Czy naprawdę ze mną jest wszystko w porządku?
Witam! Dawno nie pisałam, jednak chciałam napisać, że kilka tygodni po tamtej wadze, ważyłam się wczoraj i ważę 46 kg nawet przy tabletkach. Wtedy co pisałam, kiedy się ważyłam, waga wskazywała na przytycie, bo 48 kg, ale we wszystkich ciuchach i butach, czyli ważyłam 47 kg. Jednak ja w ogóle nie mam apetytu, jem bardzo mało w ciągu dnia. Pracuję, ciągle jestem w ruchu, mam też małego synka, 3 latka, więc ciągle mam ruch i nie chce mi się w ogóle jeść.
Mam pytanie, czy to prawda, że dziewczyny, które chorują na chorobę zwaną ''anoreksją'', nie czują głodu, a żeby cokolwiek jeść, jedzą same owoce i warzywa? Siostra mnie tak straszy, że ja mam anoreksję :( ale to niemożliwe! Co z tego, że jem same owoce i warzywa, jak ja je lubię i się nimi najadam, nic na to nie poradzę. Nie mam takiego zapotrzebowania na jedzenie jak inne kobiety. Kiedyś (jeszcze przed ciążą i po też) miałam rozmiar spodni 36. Dziś mam 34 i wiszą mi troszkę na nogach i tyłku. Ale mam nadzieję, że nie mam tej choroby, co siostra mi wmawia!

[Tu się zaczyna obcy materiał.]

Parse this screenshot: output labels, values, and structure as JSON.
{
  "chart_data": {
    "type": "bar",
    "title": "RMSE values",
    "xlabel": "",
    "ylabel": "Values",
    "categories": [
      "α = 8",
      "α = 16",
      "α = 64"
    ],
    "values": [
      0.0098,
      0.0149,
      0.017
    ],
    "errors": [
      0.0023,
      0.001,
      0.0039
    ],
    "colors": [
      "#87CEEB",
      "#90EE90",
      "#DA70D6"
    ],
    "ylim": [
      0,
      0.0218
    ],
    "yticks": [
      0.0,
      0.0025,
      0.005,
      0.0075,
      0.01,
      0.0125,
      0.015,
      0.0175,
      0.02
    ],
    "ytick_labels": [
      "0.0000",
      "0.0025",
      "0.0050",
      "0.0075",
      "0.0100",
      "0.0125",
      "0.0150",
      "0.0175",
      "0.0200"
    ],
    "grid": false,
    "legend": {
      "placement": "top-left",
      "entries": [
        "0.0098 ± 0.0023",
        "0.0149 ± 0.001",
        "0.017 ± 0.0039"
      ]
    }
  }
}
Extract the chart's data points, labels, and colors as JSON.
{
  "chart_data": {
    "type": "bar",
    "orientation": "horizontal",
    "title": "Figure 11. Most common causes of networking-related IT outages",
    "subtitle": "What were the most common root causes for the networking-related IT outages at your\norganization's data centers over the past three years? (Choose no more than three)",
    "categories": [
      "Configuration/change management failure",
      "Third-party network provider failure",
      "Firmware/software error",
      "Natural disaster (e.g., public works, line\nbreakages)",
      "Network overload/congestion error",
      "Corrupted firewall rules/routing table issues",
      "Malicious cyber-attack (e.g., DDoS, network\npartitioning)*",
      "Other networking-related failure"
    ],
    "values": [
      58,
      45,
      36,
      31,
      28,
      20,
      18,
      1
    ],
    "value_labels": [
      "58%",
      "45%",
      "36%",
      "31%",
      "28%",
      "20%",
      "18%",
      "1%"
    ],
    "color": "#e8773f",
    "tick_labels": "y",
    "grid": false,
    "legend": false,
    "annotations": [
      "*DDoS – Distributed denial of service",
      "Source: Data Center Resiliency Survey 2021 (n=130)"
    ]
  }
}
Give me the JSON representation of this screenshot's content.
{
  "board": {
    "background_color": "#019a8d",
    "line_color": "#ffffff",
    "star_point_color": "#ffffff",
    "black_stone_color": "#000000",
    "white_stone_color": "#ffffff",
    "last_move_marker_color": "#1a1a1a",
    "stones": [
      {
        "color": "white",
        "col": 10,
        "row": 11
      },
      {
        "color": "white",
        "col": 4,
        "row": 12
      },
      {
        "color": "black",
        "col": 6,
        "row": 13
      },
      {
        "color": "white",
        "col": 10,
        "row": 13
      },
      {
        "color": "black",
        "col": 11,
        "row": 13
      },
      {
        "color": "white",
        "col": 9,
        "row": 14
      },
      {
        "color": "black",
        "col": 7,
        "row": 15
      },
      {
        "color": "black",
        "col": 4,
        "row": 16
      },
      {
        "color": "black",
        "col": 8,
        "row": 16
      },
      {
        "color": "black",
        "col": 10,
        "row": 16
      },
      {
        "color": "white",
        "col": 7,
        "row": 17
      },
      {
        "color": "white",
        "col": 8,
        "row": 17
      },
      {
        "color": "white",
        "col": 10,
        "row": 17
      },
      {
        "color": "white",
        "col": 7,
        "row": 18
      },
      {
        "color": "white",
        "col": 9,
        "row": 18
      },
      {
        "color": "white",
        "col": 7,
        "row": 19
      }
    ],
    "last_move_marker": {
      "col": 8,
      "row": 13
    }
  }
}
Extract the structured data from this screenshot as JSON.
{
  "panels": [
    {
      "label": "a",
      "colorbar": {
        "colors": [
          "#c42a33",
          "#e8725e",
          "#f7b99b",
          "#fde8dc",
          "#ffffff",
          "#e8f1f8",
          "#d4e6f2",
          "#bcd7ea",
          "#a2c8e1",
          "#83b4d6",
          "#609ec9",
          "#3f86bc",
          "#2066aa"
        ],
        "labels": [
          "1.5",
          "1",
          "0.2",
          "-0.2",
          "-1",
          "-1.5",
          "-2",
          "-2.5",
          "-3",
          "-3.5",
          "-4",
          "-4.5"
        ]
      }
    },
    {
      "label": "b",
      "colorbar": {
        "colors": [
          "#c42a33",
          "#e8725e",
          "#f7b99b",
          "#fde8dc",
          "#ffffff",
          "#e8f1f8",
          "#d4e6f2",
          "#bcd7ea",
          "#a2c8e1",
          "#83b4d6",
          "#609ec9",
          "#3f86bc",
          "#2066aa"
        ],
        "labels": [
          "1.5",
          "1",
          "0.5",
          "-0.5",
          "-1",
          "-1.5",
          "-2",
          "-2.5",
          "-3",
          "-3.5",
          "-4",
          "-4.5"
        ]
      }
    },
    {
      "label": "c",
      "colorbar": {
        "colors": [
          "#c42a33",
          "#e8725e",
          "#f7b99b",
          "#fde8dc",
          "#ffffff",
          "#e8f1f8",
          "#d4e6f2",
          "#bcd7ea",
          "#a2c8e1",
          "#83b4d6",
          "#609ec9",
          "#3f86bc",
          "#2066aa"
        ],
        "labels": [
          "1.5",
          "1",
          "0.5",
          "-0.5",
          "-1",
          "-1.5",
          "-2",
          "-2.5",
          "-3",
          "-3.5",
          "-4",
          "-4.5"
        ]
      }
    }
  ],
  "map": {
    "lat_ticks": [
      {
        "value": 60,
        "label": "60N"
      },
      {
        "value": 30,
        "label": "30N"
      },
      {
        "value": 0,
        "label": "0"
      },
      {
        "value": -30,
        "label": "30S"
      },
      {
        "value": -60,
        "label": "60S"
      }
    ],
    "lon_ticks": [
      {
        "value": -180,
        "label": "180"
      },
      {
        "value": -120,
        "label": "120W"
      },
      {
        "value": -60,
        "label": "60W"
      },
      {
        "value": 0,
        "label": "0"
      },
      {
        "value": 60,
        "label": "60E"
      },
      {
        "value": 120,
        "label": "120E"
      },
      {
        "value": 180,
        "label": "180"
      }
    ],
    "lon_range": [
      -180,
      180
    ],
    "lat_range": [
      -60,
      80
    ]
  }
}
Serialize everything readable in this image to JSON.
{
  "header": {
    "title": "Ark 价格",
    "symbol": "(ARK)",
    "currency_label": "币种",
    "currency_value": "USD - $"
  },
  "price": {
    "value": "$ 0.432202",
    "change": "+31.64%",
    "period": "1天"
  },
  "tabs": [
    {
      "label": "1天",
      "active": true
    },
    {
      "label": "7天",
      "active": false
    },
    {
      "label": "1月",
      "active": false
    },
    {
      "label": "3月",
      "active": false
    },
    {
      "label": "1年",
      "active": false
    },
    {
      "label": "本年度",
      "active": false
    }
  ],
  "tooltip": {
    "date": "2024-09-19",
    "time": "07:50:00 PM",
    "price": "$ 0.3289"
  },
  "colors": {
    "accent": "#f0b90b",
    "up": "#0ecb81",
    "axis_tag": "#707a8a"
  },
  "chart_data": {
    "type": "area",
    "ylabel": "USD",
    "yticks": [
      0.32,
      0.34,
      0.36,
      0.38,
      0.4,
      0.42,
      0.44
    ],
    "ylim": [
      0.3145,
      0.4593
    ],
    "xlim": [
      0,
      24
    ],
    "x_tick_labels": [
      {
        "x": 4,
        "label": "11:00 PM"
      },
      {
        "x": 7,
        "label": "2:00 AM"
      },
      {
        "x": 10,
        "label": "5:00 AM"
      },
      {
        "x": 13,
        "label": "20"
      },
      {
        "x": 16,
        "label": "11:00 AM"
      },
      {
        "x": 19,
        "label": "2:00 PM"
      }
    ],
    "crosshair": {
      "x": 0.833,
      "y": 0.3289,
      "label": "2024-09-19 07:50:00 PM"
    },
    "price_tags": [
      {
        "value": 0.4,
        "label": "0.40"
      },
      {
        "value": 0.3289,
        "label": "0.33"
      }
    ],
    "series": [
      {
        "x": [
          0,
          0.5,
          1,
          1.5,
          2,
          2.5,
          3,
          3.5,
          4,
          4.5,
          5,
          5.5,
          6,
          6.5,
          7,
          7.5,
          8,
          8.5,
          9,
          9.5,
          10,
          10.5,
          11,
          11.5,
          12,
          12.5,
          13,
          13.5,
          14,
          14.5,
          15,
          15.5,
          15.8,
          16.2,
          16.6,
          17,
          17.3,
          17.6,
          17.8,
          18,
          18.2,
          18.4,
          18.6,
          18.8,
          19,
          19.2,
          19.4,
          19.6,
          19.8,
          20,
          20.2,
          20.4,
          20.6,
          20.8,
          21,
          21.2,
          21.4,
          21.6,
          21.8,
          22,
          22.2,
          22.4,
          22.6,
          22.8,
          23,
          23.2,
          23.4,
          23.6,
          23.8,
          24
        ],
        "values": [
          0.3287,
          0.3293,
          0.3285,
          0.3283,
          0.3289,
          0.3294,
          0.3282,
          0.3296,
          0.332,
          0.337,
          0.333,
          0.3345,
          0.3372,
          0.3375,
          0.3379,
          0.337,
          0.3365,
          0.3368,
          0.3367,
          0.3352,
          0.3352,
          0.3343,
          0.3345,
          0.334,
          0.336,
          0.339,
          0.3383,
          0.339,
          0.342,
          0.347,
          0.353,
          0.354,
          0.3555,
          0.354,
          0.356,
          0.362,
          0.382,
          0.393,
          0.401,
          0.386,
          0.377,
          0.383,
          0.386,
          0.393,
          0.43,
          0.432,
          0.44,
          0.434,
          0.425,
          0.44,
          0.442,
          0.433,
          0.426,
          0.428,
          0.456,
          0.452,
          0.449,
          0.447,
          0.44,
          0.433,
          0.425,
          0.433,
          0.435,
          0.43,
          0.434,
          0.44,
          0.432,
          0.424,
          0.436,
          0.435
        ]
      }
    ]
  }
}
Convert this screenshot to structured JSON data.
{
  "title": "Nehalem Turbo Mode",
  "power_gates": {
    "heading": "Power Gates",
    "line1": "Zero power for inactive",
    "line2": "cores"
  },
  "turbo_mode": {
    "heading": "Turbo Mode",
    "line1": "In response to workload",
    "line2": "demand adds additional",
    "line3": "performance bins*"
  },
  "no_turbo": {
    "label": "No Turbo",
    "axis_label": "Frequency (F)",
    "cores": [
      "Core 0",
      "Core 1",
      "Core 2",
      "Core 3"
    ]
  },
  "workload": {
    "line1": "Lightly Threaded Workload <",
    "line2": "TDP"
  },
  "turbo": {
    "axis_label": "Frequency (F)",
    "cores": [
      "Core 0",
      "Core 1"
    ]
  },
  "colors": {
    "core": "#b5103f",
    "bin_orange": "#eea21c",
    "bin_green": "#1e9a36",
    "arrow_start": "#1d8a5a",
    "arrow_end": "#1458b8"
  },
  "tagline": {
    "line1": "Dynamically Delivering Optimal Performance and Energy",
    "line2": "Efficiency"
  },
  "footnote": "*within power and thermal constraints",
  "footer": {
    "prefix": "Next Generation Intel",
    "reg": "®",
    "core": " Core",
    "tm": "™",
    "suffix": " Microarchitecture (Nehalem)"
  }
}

Strasznie mi jest wtedy przykro, znajomi, sąsiadki do mnie mówią, że źle wyglądam, że za chuda jestem itd... żebym przytyła, a mnie to tak strasznie wkurza! Bo ja w swojej wadze czuję się dobrze, a oni tego nie rozumieją! Mogłabym ważyć nawet 43 kg i by mi to nie przeszkadzało. Wręcz przeciwnie, zawsze to była moja wymarzona waga! Czekam na odpowiedź i serdecznie pozdrawiam:)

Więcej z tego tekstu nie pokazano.